Carlo Aragoncillo
Einstein Untold: Unsung Heroes and Unknown Stories

Easing Access to Care for Veterans With Traumatic Brain Injuries

By on 05/26/2023

One in an ongoing series

When 9/11 shattered our world, Carlo Aragoncillo knew exactly what he wanted to do with his life: he wanted to help keep this country safe from harm.

So Aragoncillo did something he thought he’d never do, given that his childhood was dislocated by his father’s transient life as a career Marine: he joined the military. He spent 11 years in the United States Army, including a one-year tour in Iraq.  

Aragoncillo is now Veterans Relations Director for the MossRehab Institute for Brain Health (MRIBH), which provides evaluation and treatment to veterans and first responders suffering from the aftermath of traumatic brain injury (TBI) or concussion.

“I spent a year in Al Anbar Province (Iraq), so I’ve had experience on both sides – on deployment and on the civilian side as well,” he says. “It gives me a unique perspective, working with folks who were on active duty or who were in the reserve.”

The MRIBH program welcomes veterans and first responders who served at any time, who were discharged under any circumstances, and who were injured anywhere. It’s a gesture of gratitude with no hierarchy of qualification for the folks who have defended our freedom and safety.

“This program is specifically for people who’ve taken off their uniform,” Aragoncillo says. “We cover the costs of transportation, lodging, meals and treatment.”

The program also provides education for families who may be mystified by their loved ones’ “invisible” wounds.

Aragoncillo’s job is to identify deserving veterans and first responders to be evaluated and treated for TBI in a three-week intensive outpatient program, at no cost to them. MossRehab is one of only 16 federally funded Traumatic Brain Injury Model Systems of Care in the United States, making it a center of excellence in the research and clinical care of TBI.

Traumatic brain injury affects nearly 1 in 3 military personnel deployed since 2001, according to reports. TBI and concussion – often called mild TBI – can cause physical, emotional, cognitive and behavioral symptoms.

It’s gratifying for Aragoncillo to be able to help veterans – because he once needed help himself.

After he left the military, Aragoncillo was haunted by demons he didn’t understand.

“It’s not that I was in combat or saw men die,” he says of his year in Iraq in charge of setting up a telecommunications infrastructure for the base. “But you’re in this foreign land and you have no idea what’s going on and you’re trying to keep your people safe.

“We had so many threats of incoming mortars, threats of the base being overrun; ISIS was three kilometers away from our site. There was this looming ambiguity. You have no idea of what’s going to happen next.”

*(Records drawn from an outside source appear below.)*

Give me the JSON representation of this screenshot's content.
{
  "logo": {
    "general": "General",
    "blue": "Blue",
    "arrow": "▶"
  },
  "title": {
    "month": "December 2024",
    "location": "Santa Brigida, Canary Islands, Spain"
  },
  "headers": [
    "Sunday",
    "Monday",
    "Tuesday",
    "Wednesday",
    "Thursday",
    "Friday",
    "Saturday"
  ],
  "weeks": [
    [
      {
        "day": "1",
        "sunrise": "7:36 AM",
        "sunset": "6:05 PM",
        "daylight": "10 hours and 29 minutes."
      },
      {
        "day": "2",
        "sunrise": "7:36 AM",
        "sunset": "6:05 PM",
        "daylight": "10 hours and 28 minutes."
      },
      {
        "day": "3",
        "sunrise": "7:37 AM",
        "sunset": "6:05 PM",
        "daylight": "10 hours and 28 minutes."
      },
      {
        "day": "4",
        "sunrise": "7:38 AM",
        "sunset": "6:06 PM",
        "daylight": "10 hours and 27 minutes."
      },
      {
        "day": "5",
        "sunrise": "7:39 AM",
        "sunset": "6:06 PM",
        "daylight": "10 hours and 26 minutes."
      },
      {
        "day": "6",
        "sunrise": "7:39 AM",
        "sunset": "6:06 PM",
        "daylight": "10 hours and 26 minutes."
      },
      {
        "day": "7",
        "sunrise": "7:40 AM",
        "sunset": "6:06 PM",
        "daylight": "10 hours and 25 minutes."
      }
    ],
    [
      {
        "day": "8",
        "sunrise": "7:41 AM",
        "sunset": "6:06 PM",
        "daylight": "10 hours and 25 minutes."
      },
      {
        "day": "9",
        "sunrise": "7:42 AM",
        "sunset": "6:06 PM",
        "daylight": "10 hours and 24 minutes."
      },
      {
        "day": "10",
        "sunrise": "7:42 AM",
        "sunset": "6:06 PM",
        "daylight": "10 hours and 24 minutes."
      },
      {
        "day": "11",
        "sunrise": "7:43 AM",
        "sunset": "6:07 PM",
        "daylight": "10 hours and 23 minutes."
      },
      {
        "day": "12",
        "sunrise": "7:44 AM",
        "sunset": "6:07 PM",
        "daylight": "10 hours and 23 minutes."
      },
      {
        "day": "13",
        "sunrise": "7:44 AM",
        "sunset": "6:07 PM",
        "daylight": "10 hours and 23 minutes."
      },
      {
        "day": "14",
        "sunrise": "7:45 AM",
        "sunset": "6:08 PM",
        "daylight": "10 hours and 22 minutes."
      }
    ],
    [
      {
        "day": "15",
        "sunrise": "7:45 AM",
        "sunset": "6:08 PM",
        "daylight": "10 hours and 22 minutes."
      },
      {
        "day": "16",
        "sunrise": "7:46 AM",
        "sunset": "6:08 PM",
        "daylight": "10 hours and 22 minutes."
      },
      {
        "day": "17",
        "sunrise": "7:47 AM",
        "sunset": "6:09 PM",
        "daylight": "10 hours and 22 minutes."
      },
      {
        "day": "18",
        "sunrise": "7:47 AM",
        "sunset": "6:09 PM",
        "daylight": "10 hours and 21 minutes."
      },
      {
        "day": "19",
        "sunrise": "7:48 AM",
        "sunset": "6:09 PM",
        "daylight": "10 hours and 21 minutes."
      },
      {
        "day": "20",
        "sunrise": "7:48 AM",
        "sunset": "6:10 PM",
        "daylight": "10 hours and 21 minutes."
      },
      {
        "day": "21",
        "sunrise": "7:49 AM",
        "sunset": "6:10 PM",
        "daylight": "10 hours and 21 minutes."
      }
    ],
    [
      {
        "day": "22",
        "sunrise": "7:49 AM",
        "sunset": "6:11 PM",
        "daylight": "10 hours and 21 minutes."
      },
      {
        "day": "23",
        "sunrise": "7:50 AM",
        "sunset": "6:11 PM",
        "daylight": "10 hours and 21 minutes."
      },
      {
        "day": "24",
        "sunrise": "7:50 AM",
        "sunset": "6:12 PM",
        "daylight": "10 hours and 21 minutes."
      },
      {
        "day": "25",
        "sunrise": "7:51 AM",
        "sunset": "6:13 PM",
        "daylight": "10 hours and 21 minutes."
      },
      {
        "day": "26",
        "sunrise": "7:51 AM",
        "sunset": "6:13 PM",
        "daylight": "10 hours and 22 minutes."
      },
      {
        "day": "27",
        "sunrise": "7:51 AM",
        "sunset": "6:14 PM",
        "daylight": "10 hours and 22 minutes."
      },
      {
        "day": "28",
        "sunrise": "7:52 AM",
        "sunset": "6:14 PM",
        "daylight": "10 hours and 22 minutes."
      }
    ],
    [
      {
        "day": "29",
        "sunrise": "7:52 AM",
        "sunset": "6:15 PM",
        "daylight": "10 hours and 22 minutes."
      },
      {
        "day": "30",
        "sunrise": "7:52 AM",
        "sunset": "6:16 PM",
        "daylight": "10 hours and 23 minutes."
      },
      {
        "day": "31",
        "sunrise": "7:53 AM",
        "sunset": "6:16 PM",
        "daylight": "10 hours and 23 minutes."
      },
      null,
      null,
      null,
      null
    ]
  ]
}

Once he was discharged from the military, Aragoncillo, who has a master’s degree in criminal justice from Rutgers University, became Director of Veterans Affairs for the City of Philadelphia.

He buried himself in work, ignored his relationships and eventually began self-medicating. And he didn’t sleep.

“If you ask a veteran how they’re doing, they’ll say they’re ‘fine,’” Aragoncillo says. “But ask him how he sleeps, and you’ll know how he’s really doing.”

When COVID-19 struck, and the city shut down, Aragoncillo was quarantined at home with his wife and a newborn baby. There was nowhere to run.

“Like many others experienced, it was a real challenge,” he says. “But, having that time at home allowed me to think about my own transition and time in service.”

“I didn’t know I had PTSD.”

Calls to the Veterans Crisis Line led Aragoncillo to treatment through the Veterans Administration. “I got connected with a psychiatrist, with therapy and medication, and things have mostly resolved since then,” he says.

Aragoncillo says he sits in the first meeting at MRIBH with a new patient, while a team of practitioners evaluates him or her to determine the treatment plan.  

“I’ve been told my presence in the room is vitally important,” Aragoncillo says. “It helps reduce their anxiety – because I’m one of their own.”